I'm not sure you have the same expectations of memcache that its designers had.
First, however, memcache distribution works differently than you expect: there is no mechanism to replicate stored information. Each memcache instance is a simple key-value store, as you've noticed. The distribution is done by the client code which has a list of all configured memcache instances and does a hash of the key to direct it to one of the instances. It is possible for the client to store it everywhere and retrieve it locally, or for it to hash it multiple times for redundancy, but these are not straightforward exercises.
But the other issue is that memcache is designed for reasonably short-lived data that memcache is allowed to throw away at any time. This makes it really good for caching frequently accessed data that can be a little stale (say up to a few minutes old) but might be expensive to retrieve (such as almost a minute to generate from a query).
PHP sessions don't really qualify for this, in my experience. A database can easily support many thousands of PHP sessions with barely visible traffic, but you need a lot of memcache storage to support the same number: 50k per session and 5000 sessions means close to 256Mb, and then there is all the other data you want to put in there. Not enough storage and you get lots of unexplained logouts (as memcache discards session data when under memory pressure) and thus lots of annoyed users who have to keep logging in again.
We've found GREAT advantage applying MongoDB instead of MySQL for most things, including session handling. It's far faster, far smaller, far easier. We keep MySQL around for transactional needs, but everything else goes into Mongo now. We've relegated memcache to simply caching pages and other data that isn't critical if it's there or not, something like smarty does.
There is no need to use some 3rd party libraries to organize memcached "cluster".
http://ru.php.net/manual/en/memcached.addserver.php
Just use this function to add several servers into the pool and after that data will be stored and distributed over those servers. The server for storing/retrieving the data for the specific key will be selected according to consistent key distribution option.

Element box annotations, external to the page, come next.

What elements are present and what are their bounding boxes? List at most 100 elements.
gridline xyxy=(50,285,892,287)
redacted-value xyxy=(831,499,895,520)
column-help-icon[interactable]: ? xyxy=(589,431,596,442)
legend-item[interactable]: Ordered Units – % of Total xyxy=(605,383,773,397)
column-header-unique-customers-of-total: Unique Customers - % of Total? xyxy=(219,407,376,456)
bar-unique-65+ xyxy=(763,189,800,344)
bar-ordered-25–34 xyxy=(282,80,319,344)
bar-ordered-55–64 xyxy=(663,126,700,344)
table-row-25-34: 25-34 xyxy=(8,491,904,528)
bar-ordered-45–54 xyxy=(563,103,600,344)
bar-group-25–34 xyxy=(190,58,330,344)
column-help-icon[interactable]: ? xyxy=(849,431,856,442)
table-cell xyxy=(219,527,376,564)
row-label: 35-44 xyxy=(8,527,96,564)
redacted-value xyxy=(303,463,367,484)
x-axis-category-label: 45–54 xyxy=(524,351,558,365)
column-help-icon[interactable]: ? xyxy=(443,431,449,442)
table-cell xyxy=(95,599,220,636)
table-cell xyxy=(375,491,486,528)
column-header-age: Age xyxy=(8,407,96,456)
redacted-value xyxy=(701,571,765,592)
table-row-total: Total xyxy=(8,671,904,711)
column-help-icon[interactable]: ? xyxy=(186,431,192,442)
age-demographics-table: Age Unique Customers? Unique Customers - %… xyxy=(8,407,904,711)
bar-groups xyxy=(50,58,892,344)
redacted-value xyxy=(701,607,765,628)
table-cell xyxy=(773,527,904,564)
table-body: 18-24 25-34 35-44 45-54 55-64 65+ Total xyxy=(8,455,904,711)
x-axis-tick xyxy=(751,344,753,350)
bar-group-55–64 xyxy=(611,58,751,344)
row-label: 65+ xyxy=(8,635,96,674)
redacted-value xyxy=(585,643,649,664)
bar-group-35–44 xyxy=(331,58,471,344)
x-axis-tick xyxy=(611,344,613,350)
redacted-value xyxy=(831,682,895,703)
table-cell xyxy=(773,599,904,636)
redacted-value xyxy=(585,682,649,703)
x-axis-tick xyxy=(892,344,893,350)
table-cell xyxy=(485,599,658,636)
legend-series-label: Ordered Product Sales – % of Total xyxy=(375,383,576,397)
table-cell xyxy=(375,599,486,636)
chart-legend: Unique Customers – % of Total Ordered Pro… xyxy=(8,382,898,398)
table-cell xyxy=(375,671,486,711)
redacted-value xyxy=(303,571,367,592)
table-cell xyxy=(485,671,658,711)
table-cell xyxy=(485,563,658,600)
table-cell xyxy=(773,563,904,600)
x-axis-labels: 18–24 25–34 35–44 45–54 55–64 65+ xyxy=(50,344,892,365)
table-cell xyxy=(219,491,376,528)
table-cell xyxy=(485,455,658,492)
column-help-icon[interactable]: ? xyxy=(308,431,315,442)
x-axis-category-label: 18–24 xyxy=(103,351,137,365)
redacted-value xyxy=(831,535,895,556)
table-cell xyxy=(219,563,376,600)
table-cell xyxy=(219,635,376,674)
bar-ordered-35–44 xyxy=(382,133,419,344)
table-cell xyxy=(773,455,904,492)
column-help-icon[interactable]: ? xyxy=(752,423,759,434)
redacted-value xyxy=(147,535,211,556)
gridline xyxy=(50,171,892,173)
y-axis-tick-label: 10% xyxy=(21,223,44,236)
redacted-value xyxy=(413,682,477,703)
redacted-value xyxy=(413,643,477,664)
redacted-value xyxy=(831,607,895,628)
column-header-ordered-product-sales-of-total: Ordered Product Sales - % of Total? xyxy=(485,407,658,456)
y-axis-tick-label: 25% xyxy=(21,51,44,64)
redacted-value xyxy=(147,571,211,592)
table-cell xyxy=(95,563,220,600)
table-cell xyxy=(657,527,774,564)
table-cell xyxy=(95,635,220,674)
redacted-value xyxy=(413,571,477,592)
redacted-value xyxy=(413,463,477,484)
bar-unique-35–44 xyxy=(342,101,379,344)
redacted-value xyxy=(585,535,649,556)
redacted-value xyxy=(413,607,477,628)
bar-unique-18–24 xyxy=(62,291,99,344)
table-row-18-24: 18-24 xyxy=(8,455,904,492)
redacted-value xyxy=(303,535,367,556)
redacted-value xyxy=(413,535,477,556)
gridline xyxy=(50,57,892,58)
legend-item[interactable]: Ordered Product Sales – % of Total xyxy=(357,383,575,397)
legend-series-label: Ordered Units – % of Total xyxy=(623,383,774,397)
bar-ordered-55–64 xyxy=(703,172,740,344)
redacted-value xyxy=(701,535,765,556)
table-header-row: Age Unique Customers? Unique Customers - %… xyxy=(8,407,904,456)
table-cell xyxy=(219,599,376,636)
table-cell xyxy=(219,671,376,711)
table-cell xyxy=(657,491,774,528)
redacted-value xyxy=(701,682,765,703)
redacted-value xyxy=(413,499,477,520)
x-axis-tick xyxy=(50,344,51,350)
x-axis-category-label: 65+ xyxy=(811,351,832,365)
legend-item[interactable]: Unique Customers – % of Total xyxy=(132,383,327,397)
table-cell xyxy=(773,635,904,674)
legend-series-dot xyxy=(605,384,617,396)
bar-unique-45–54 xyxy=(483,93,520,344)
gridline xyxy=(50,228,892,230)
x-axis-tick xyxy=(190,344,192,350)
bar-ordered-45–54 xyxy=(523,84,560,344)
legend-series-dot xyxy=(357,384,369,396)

So in this case you don't need to worry about "how to go about making sure that memcache on all the servers have the same information for sessions"
I had some thoughts back ago about using memcached for session storage, but came to the conclusion that it wouldn't be sufficient in the event of one or more of the servers in the memcached pool were about to go down.
A hybrid version is to save the main database (mySQL) from load caused by reads would be to work out a function that tries to fetch the data from the cache pool, and if that fails gets it from the database.
After putting some more thought into it, I started to think about using APC cache for session related data. If our web server would go down, sessions would be lost either way, so storing them in a local APC or a localhost memcached server maybe isn't that bad?
What's your experiences?
Generally, session data is something which should be treated as volatile in any situation. The user can always choose to eliminate the cookie themselves at any point (if you are using cookies, of course). For this reason, I see no problem with using memcached for session data.
For me, I'd just keep it simple - no need for a DB fallback unless you absolutely must never lose the user's session in the event of a memcached server failure. As I said at the beginning, I always treat sessions as purely volatile in any case and don't really store anything of any significance in them.
That's my two cents anyways.